The car was packed with various astronomy gear, the Mak180 for Lunar and planets.
The Esprit 120 ED Pro.
And of course the Altair Astro 4″ binoculars with my Paramount MyT mount.
I met a a social distance my friend Lawrence who was in a much better car than myself more suitable for the off-road terrain of getting to and just past the gibbet. Lawrence brought his trusty binoculars and his deck chair. Meanwhile I setup the 4″ Altair binoculars, the Mak180 OTA on the Paramount MyT and my Canon 6D on a tripod.
As the Sun set from this location we spied Venus first and took a look through the binos.

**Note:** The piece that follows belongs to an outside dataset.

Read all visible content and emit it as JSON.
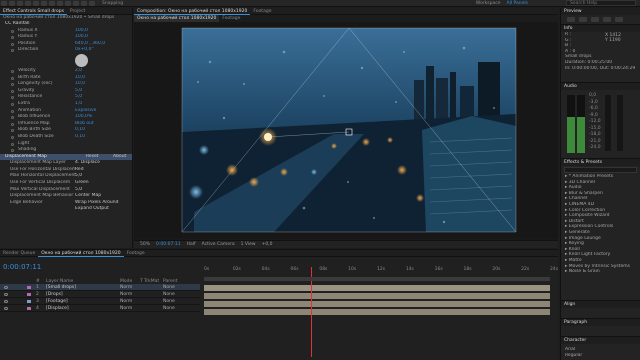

I captured some frames in the Mak180 with the ZWO 294MC camera. We then moved to the sliver of a Moon 2.8% illuminated and 1.6 days old. I placed the Mak180 on this for a few frames also. Lastly we moved the binos to Mercury, which is unbelievably small. Very faint in the twilight sky and surprisingly faint in the binos. I once again slewed the Mak180 and captured some 4GB files.
We then went a hunting for comet C/2020 F8 SWAN but it did not appear in the star field where it should be despite being able to see Mag 8.9 star. The comet was purportedly magnitude 5.8 but this was not the case. I checked my ephemeris on both SkySafari and The SkyX and I wass definetly in the right part of the sky and confirmed the star paterns from my star hoping, but alas no comet.
So although the wind was now dying down both Lawrence and I were cold so at just gone midnight we packed up and set off home. I must remover by coat tomorrow!
Addendum, I had read an article the following day that the comet may have broken up but I cannot yet confirm this.